787-3 NMAとして再検討?

 振り出しに戻ったNMAに関して、色々とメモして勉強してきました。767のエンジン換装案などもありましたが、今回メモしておくのは787開発当初検討され、採用される事は無かった787-3に関して。

NMAに関しては当初2025年をEISとしていましたが、現在の新機種開発〜FAAによる認証取得の時間を考えるとスムーズに進んでも7年前後はかかります。そんなスムーズなプログラムは聞いたことありませんが。。。ビッグマイナーチェンジの777Xもローンチが2013年秋で、初飛行が先日で、EISまで8年程かかるはずです。

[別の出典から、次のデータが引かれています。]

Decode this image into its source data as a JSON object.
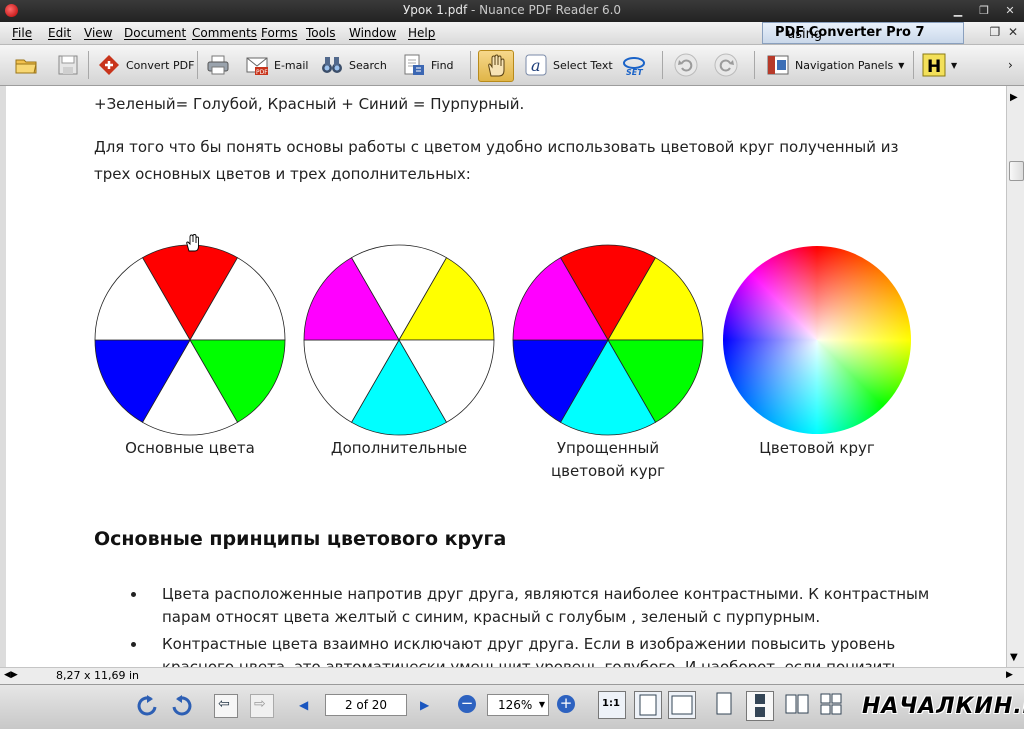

NMAがボーイングにとってメイクセンスな機体となる為にも、EISを(当初の2025年は無理だとしても)少しでも早くしたいところです。2019年にローンチされたエアバス A321XLRに対抗できる機体をラインナップに含めることは喫緊の課題といえます。(※ A321XLRはA321neoの超長距離型で、狭胴型機並みの効率性と広胴型機並みの航続性能と快適さを備えた機体で、昨年発表され半年間で確定注文と購入覚書で合計450機+の受注を獲得しています。)
また、既存機体の改修(ビッグマイナーチェンジ)というプランが早そうですが、737MAXと777Xで痛い目を見た中で、40年以上前の設計思想の767を「X」化させるのはリスクがあると感じているかもしれません。

787-3は2000年代前半に日本市場向けに検討されましたが、結局採用されることは無く、787-8がシリーズの中で最小モデルとして採用されました。
昔のAviationweekの記事では、787-3型は-8型と同じ全長で最大317名搭乗が可能だが、運用重量は低く、主翼は設計改修により短い全幅(51.96m(170’6″)となり、ウィングレットを付ける設計だったようです。最大離陸重量は375千ポンドとし、(-8は502千ポンド、ストレッチ型-9は545千ポンド)空虚重量で-8より20千ポンド軽い機体だったようです。
合計43機がANAと日本航空から発注されていましたが、生産計画の遅れによりJALは発注を全機-8に変更し、ANAは-3の発注機数を30機全部を-8に切り替えたことで、同型機の受注残がゼロになっています。

787に関しては開発も完了しており、ボーイングは機体に関して十分なデータを有しています。無駄な部分を省いた機体を再検討し、重量削減や、新たな機能を付与した新生787-3を再検討しているとしたら、日本の下請け会社にもNMAよりは日本国内で製造できる部位が増えるのでは無いでしょうか?ただNMAはその製造方法もボーイングが研究してきたプロジェクトが反映されるはずで、787の製造プロセスではNMAで狙う価格帯を達成するのは難しいと見られていますので、これもNMAネタで待ちくたびれて人々の作り話のようですね。